Pot meet a possible kettle. In what surely has to be one of the most ironic moves in this campaign cycle, Congressman Raul Grijalva and his daughter, Adelita Grijalva, the president of the Tucson Unified School District governing board, sent a letter to US Secretary of Education Arne Duncan complaining that Arizona Superintendent of Education John Huppenthal violated laws.

The duo, who have used TUSD’s resources and its students to promote both of their political careers, are now complaining that Huppenthal gave school choice advocacy groups the names and telephone numbers of students to be used in a robocall campaign about Empowerment Scholarship Accounts. Grijalva, co-chair of the Congressional Progressive Caucus, is demanding that Secretary Duncan investigate whether Huppenthal violated FERPA. FERPA is the federal law that requires schools to get parents’ permission before releasing student data.
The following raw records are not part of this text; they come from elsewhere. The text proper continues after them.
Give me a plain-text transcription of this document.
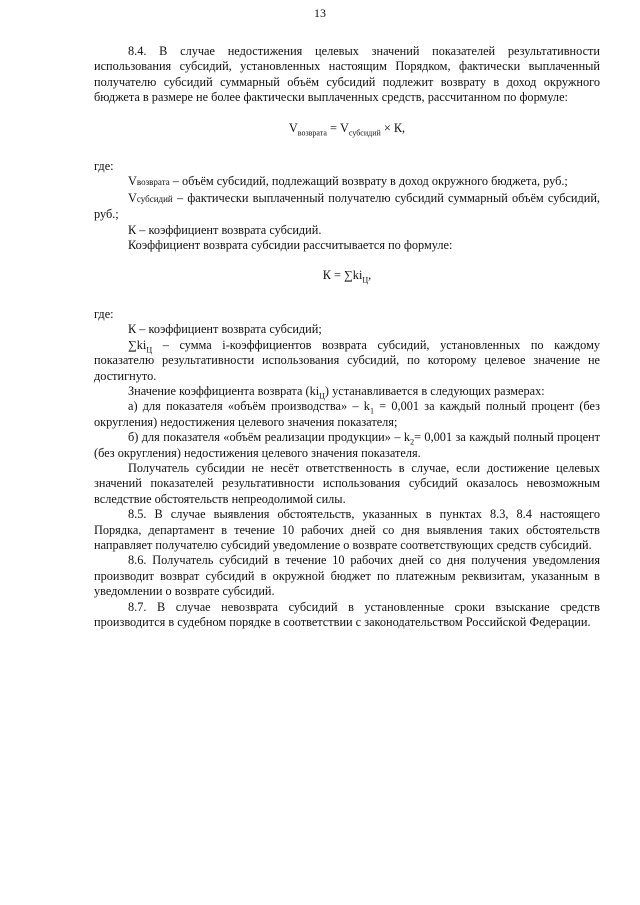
13

8.4. В случае недостижения целевых значений показателей результативности использования субсидий, установленных настоящим Порядком, фактически выплаченный получателю субсидий суммарный объём субсидий подлежит возврату в доход окружного бюджета в размере не более фактически выплаченных средств, рассчитанном по формуле:

$V_{возврата} = V_{субсидий} \times К$,

где:

Vвозврата – объём субсидий, подлежащий возврату в доход окружного бюджета, руб.;

Vсубсидий – фактически выплаченный получателю субсидий суммарный объём субсидий, руб.;

К – коэффициент возврата субсидий.

Коэффициент возврата субсидии рассчитывается по формуле:

$К = \sum ki_Ц$,

где:

К – коэффициент возврата субсидий;

$\sum ki_Ц$ – сумма i-коэффициентов возврата субсидий, установленных по каждому показателю результативности использования субсидий, по которому целевое значение не достигнуто.

Значение коэффициента возврата $(ki_Ц)$ устанавливается в следующих размерах:

а) для показателя «объём производства» – $k_1 = 0,001$ за каждый полный процент (без округления) недостижения целевого значения показателя;

б) для показателя «объём реализации продукции» – $k_2= 0,001$ за каждый полный процент (без округления) недостижения целевого значения показателя.

Получатель субсидии не несёт ответственность в случае, если достижение целевых значений показателей результативности использования субсидий оказалось невозможным вследствие обстоятельств непреодолимой силы.

8.5. В случае выявления обстоятельств, указанных в пунктах 8.3, 8.4 настоящего Порядка, департамент в течение 10 рабочих дней со дня выявления таких обстоятельств направляет получателю субсидий уведомление о возврате соответствующих средств субсидий.

8.6. Получатель субсидий в течение 10 рабочих дней со дня получения уведомления производит возврат субсидий в окружной бюджет по платежным реквизитам, указанным в уведомлении о возврате субсидий.

8.7. В случае невозврата субсидий в установленные сроки взыскание средств производится в судебном порядке в соответствии с законодательством Российской Федерации.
Huppenthal issued a statement this week denying the claim. “There are many false statements being made in the media about why I recorded a phone message for the Empowerment Scholarship Account (ESA) Program and how the Alliance for School Choice gained access to phone numbers,” stated Huppenthal. “First and foremost, I agreed to lend my voice to this effort solely because of my support for school choice options for Arizona parents. I felt this would be an effective way to inform people about the scholarship program, which is administered by the Arizona Department of Education. To infer otherwise is completely disingenuous and misleading to the public.”
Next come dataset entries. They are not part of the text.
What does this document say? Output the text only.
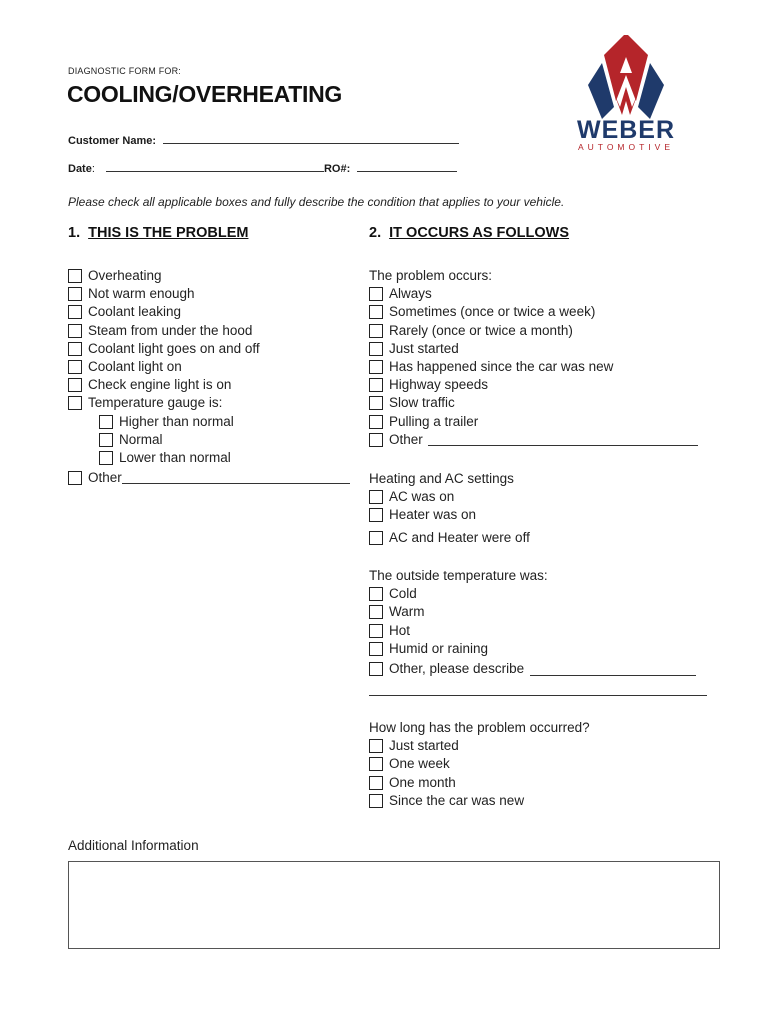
DIAGNOSTIC FORM FOR:
COOLING/OVERHEATING
Customer Name:
Date:	RO#:
Please check all applicable boxes and fully describe the condition that applies to your vehicle.
WEBER
AUTOMOTIVE
1. THIS IS THE PROBLEM	2. IT OCCURS AS FOLLOWS
Overheating
Not warm enough
Coolant leaking
Steam from under the hood
Coolant light goes on and off
Coolant light on
Check engine light is on
Temperature gauge is:
Higher than normal
Normal
Lower than normal
Other
The problem occurs:
Always
Sometimes (once or twice a week)
Rarely (once or twice a month)
Just started
Has happened since the car was new
Highway speeds
Slow traffic
Pulling a trailer
Other
Heating and AC settings
AC was on
Heater was on
AC and Heater were off
The outside temperature was:
Cold
Warm
Hot
Humid or raining
Other, please describe
How long has the problem occurred?
Just started
One week
One month
Since the car was new
Additional Information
“Second, the Arizona Department of Education did not provide any contact information to the Alliance for School Choice for this effort,” continued Huppenthal. “Student privacy is of the highest priority for my administration, and we work every day to ensure all student information is protected.”
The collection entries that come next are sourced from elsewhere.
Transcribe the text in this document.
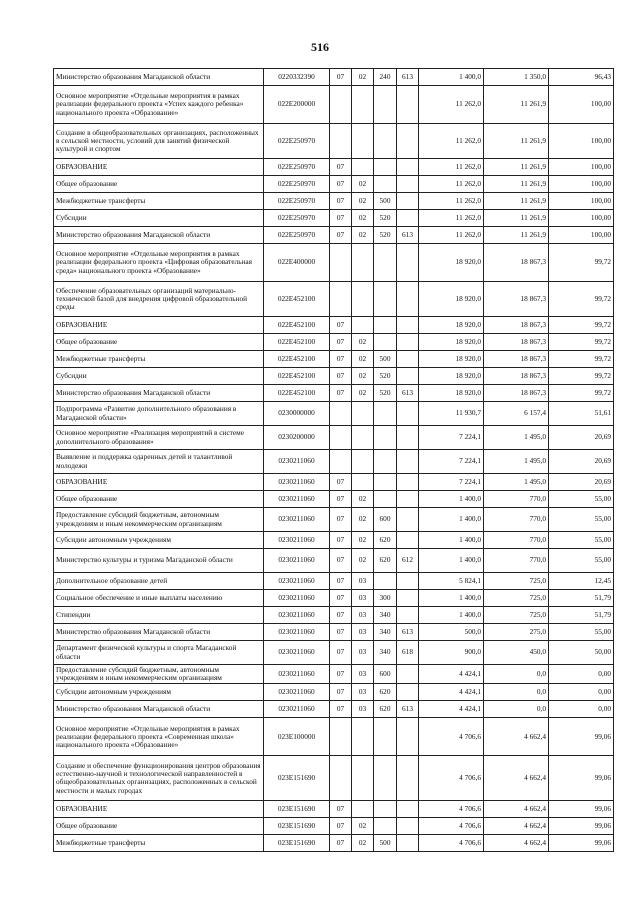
516
Министерство образования Магаданской области	0220332390	07	02	240	613	1 400,0	1 350,0	96,43
Основное мероприятие «Отдельные мероприятия в рамках реализации федерального проекта «Успех каждого ребенка» национального проекта «Образование»	022E200000					11 262,0	11 261,9	100,00
Создание в общеобразовательных организациях, расположенных в сельской местности, условий для занятий физической культурой и спортом	022E250970					11 262,0	11 261,9	100,00
ОБРАЗОВАНИЕ	022E250970	07				11 262,0	11 261,9	100,00
Общее образование	022E250970	07	02			11 262,0	11 261,9	100,00
Межбюджетные трансферты	022E250970	07	02	500		11 262,0	11 261,9	100,00
Субсидии	022E250970	07	02	520		11 262,0	11 261,9	100,00
Министерство образования Магаданской области	022E250970	07	02	520	613	11 262,0	11 261,9	100,00
Основное мероприятие «Отдельные мероприятия в рамках реализации федерального проекта «Цифровая образовательная среда» национального проекта «Образование»	022E400000					18 920,0	18 867,3	99,72
Обеспечение образовательных организаций материально-технической базой для внедрения цифровой образовательной среды	022E452100					18 920,0	18 867,3	99,72
ОБРАЗОВАНИЕ	022E452100	07				18 920,0	18 867,3	99,72
Общее образование	022E452100	07	02			18 920,0	18 867,3	99,72
Межбюджетные трансферты	022E452100	07	02	500		18 920,0	18 867,3	99,72
Субсидии	022E452100	07	02	520		18 920,0	18 867,3	99,72
Министерство образования Магаданской области	022E452100	07	02	520	613	18 920,0	18 867,3	99,72
Подпрограмма «Развитие дополнительного образования в Магаданской области»	0230000000					11 930,7	6 157,4	51,61
Основное мероприятие «Реализация мероприятий в системе дополнительного образования»	0230200000					7 224,1	1 495,0	20,69
Выявление и поддержка одаренных детей и талантливой молодежи	0230211060					7 224,1	1 495,0	20,69
ОБРАЗОВАНИЕ	0230211060	07				7 224,1	1 495,0	20,69
Общее образование	0230211060	07	02			1 400,0	770,0	55,00
Предоставление субсидий бюджетным, автономным учреждениям и иным некоммерческим организациям	0230211060	07	02	600		1 400,0	770,0	55,00
Субсидии автономным учреждениям	0230211060	07	02	620		1 400,0	770,0	55,00
Министерство культуры и туризма Магаданской области	0230211060	07	02	620	612	1 400,0	770,0	55,00
Дополнительное образование детей	0230211060	07	03			5 824,1	725,0	12,45
Социальное обеспечение и иные выплаты населению	0230211060	07	03	300		1 400,0	725,0	51,79
Стипендии	0230211060	07	03	340		1 400,0	725,0	51,79
Министерство образования Магаданской области	0230211060	07	03	340	613	500,0	275,0	55,00
Департамент физической культуры и спорта Магаданской области	0230211060	07	03	340	618	900,0	450,0	50,00
Предоставление субсидий бюджетным, автономным учреждениям и иным некоммерческим организациям	0230211060	07	03	600		4 424,1	0,0	0,00
Субсидии автономным учреждениям	0230211060	07	03	620		4 424,1	0,0	0,00
Министерство образования Магаданской области	0230211060	07	03	620	613	4 424,1	0,0	0,00
Основное мероприятие «Отдельные мероприятия в рамках реализации федерального проекта «Современная школа» национального проекта «Образование»	023E100000					4 706,6	4 662,4	99,06
Создание и обеспечение функционирования центров образования естественно-научной и технологической направленностей в общеобразовательных организациях, расположенных в сельской местности и малых городах	023E151690					4 706,6	4 662,4	99,06
ОБРАЗОВАНИЕ	023E151690	07				4 706,6	4 662,4	99,06
Общее образование	023E151690	07	02			4 706,6	4 662,4	99,06
Межбюджетные трансферты	023E151690	07	02	500		4 706,6	4 662,4	99,06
The Yellow Sheet caught up with lobbyist Sydney Hay from the American Federation for Children, which is the group that funded the robocalls. Hay told the Yellow Sheet reporter the group bought the numbers from a company which “specializes in providing telephone numbers for targeted areas. She said the calls targeted neighborhoods with schools that have Ds or Fs in the state’s ranking system and were part of proponents’ $250,000 campaign to pump up enrollment in the ESA program, which so far has only attracted 692 students,” reported the Yellow Sheet.

The Grijalva’s have been conducting an orchestrated attack on Huppenthal in an effort to push their candidate for Arizona’s Superintendent spot. According to very close sources, Grijalva has been trying to push Huppenthal to take any action against the district so that she and the supporters of David Garcia can call Huppenthal a racist oppressor.

On the other hand, according to the Yellow Sheet, “The American Federation for Children’s 2010 IE report showed that they spent $63,000 on behalf of Huppenthal.”

This not the first time Grijalva’s daughter has called on the feds against a political opponent. After a Tucson resident said at a TUSD Governing Board meeting that her father would like to see blood in the streets, she claimed she heard an implied threat. In no time, the man was visited by the Capitol Police and questioned at length about his comments.

For his part, a complaint was filed against Representative Grijalva when his aide used official TUSD emails addresses to solicit support for the “Whole lotta people for Grijalva” event during the last election cycle. One class of Tucson High School math students then received the invitation from their teacher, who encouraged them to participate in the political process.